The preprocess script will perform the following steps:

  1. Separate out the information needed for inputs.json and options.json
  2. Loop over each of the input files and write out an inputs.json file
  3. Write out the options.json file
#!/usr/bin/env python3

# Import the packages needed to run the code below
import json
from cirro.helpers.preprocess_dataset import PreprocessDataset
from cirro.api.models.s3_path import S3Path


def main():
    """Primary entrypoint for the script"""

    # Get information on the analysis launched by the user
    ds = PreprocessDataset.from_running()
    # Set up the options.json file
    setup_options(ds)
    # Set up the inputs files
    setup_inputs(ds)


def setup_options(ds: PreprocessDataset):

    # Set up the scriptBucketName, which is needed by the workflow
    # to stage analysis scripts
    ds.add_param(
        "scriptBucketName",
        S3Path(ds.params['final_workflow_outputs_dir']).bucket
    )

    # Isolate the options arguments for the workflow
    # Define a new dictionary which contains all of the items
    # from `ds.params` which do not start with the workflow
    # prefix "HaplotypeCallerGvcf_GATK4"
    options = {
        kw: val
        for kw, val in ds.params.items()
        if not kw.startswith("HaplotypeCallerGvcf_GATK4")
    }

    # Write out to the options.json file
    write_json("options.json", options)


def yield_single_inputs(ds: PreprocessDataset) -> dict:
    """
    This function is used to identify each of the BAM/BAI pairs
    which have been provided as part of the input dataset by the user.
    The output of this function will be the a yielded series of
    struct objects with the `input_bam` and `input_bam_index` attributes.
    """

    # The ds.files object is a DataFrame with columns for `sample` and `file`
    # For example:
    # | sample  | file            |
    # |---------|-----------------|
    # | sampleA | sampleA.bam     |
    # | sampleA | sampleA.bam.bai |
    # | sampleB | sampleB.bam     |
    # | sampleB | sampleB.bam.bai |

    # Iterate over each batch of files with a distinct sample
    for sample, files in ds.files.groupby("sample"):

        # Set up an empty struct
        dat = dict(input_bam=None, input_bam_index=None)

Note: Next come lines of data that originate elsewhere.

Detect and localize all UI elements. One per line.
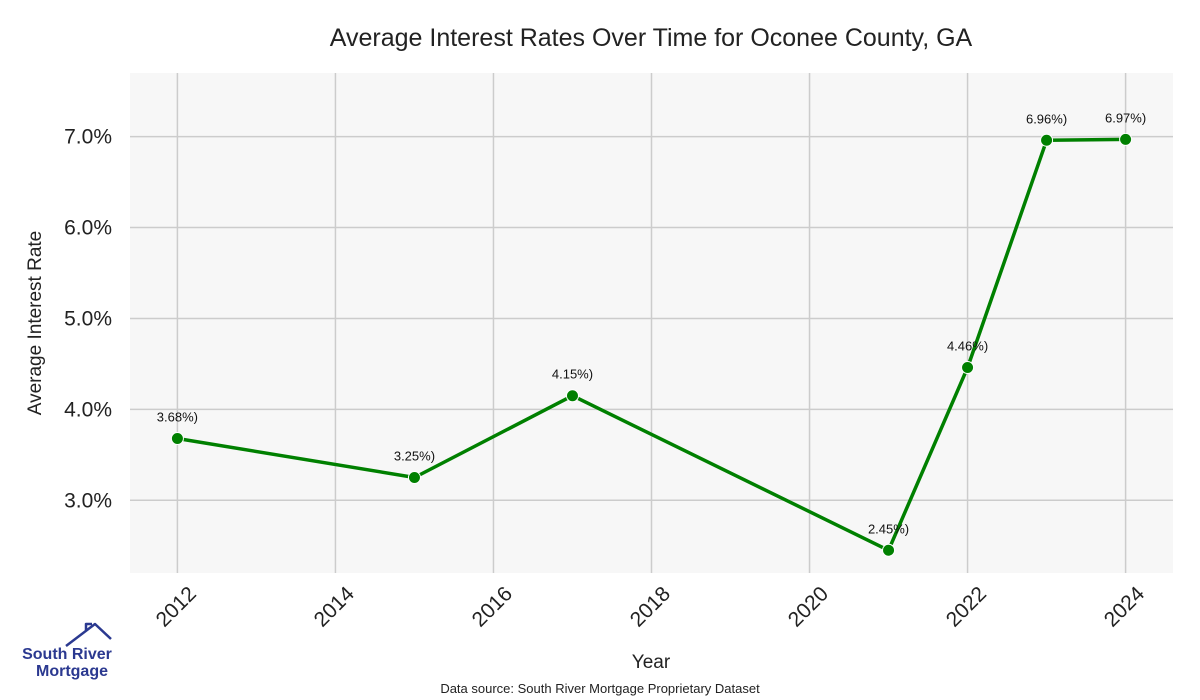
data-label: 6.97%) [1105, 110, 1146, 125]
logo-line2: Mortgage [36, 663, 108, 680]
x-tick-label: 2012 [152, 582, 201, 631]
x-tick-label: 2020 [784, 582, 833, 631]
data-label: 3.25%) [394, 449, 435, 464]
logo-line1: South River [22, 646, 112, 663]
x-tick-label: 2014 [310, 582, 360, 632]
data-label: 4.15%) [552, 367, 593, 382]
source-note: Data source: South River Mortgage Propri… [440, 681, 760, 696]
data-label: 4.46%) [947, 339, 988, 354]
x-tick-label: 2022 [942, 582, 991, 631]
house-roof-icon [65, 622, 112, 647]
y-tick-label: 7.0% [64, 126, 112, 149]
data-point [170, 431, 184, 445]
company-logo: South River Mortgage [22, 622, 112, 680]
x-axis-label: Year [632, 652, 671, 673]
data-label: 6.96%) [1026, 111, 1067, 126]
y-tick-label: 5.0% [64, 307, 112, 330]
y-tick-label: 3.0% [64, 489, 112, 512]
data-point [1119, 132, 1133, 146]
y-tick-label: 6.0% [64, 217, 112, 240]
data-label: 2.45%) [868, 521, 909, 536]
data-point [1040, 133, 1054, 147]
y-tick-label: 4.0% [64, 398, 112, 421]
x-tick-label: 2016 [468, 582, 517, 631]
x-tick-label: 2024 [1100, 582, 1150, 632]
data-point [882, 543, 896, 557]
data-point [961, 361, 975, 375]
x-tick-label: 2018 [626, 582, 675, 631]
data-point [407, 471, 421, 485]
y-axis-label: Average Interest Rate [25, 231, 46, 415]
data-point [565, 389, 579, 403]
chart-title: Average Interest Rates Over Time for Oco… [330, 24, 973, 52]
data-label: 3.68%) [157, 409, 198, 424]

        # Iterate over each file
        for file in files['file'].values:
            for suffix, kw in [(".bam", "input_bam"), (".bai", "input_bam_index")]
                if file.endswith(suffix):
                    if dat[kw] is not None:
                        raise ValueError(f"Multiple '{suffix}' files found for sample {sample}")
                    dat[kw] = file

        ds.logger.info(f"Sample: {sample}")
        if dat["input_bam"] is None:
            ds.logger.info("No BAM file found, skipping")
            continue
        if dat["input_bam_index"] is None:
            ds.logger.info("No BAM Index file found, skipping")
            continue

        ds.logger.info(f"BAM: {dat['input_bam']}")
        ds.logger.info(f"BAM Index: {dat['input_bam_index']}")

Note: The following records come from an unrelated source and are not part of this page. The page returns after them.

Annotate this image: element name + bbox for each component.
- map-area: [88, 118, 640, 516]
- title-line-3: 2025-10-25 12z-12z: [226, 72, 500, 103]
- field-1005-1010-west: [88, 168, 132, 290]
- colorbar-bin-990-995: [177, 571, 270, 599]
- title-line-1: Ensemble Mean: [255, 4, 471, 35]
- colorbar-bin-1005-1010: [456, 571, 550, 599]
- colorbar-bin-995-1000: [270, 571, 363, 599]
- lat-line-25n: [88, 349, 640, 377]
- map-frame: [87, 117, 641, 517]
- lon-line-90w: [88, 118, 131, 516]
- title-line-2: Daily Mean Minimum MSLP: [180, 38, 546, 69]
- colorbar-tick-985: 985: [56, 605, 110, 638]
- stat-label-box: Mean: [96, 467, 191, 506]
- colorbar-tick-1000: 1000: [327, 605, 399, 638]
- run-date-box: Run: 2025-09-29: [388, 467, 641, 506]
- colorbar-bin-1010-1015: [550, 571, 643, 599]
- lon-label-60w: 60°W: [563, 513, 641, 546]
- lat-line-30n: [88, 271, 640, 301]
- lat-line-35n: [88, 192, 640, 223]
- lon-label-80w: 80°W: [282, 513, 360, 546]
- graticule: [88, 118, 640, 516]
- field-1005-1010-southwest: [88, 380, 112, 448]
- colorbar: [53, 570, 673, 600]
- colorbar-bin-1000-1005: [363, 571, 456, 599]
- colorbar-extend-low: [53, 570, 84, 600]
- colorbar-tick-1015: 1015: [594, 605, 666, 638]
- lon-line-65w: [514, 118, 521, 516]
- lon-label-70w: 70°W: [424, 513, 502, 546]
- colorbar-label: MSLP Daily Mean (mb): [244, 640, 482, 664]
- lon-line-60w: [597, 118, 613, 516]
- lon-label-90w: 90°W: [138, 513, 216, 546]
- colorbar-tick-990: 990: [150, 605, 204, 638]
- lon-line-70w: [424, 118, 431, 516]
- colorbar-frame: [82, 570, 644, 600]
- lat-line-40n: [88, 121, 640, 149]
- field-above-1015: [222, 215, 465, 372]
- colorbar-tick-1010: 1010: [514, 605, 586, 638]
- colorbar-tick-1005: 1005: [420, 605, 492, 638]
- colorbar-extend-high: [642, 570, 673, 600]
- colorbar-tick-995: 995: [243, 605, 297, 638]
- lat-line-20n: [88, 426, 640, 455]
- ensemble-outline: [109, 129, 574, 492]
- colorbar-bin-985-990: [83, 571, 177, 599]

        # Add the workflow prefix
        yield {
            f"HaplotypeCallerGvcf_GATK4.{kw}": val
            for kw, val in dat.items()
        }


def setup_inputs(ds: PreprocessDataset):

    # Make a combined set of inputs with each of the BAM files
    all_inputs = [
        {
            **single_input,
            **{
                kw: val
                for kw, val in ds.params.items()
                if kw.startswith("HaplotypeCallerGvcf_GATK4")
            }
        }
        for single_input in yield_single_inputs(ds)
    ]

    # Raise an error if no inputs are found
    assert len(all_inputs) > 0, "No inputs found -- stopping execution"

    # Write out the complete set of inputs
    write_json("inputs.json", all_inputs)

    # Write out each individual file pair
    for i, input in enumerate(all_inputs):
        write_json(f"inputs.{i}.json", input)


def write_json(fp, obj, indent=4) -> None:

    with open(fp, "wt") as handle:
        json.dump(obj, handle, indent=indent)


if __name__ == "__main__":
    main()

Workflow Execution

After the preprocess script completes, the WDL workflow will be run on each of the inputs.*.json files which have been written out by the preprocess script. All of those analysis results will be saved to the folder for the newly created dataset, and will be available to the user by selecting the analysis results.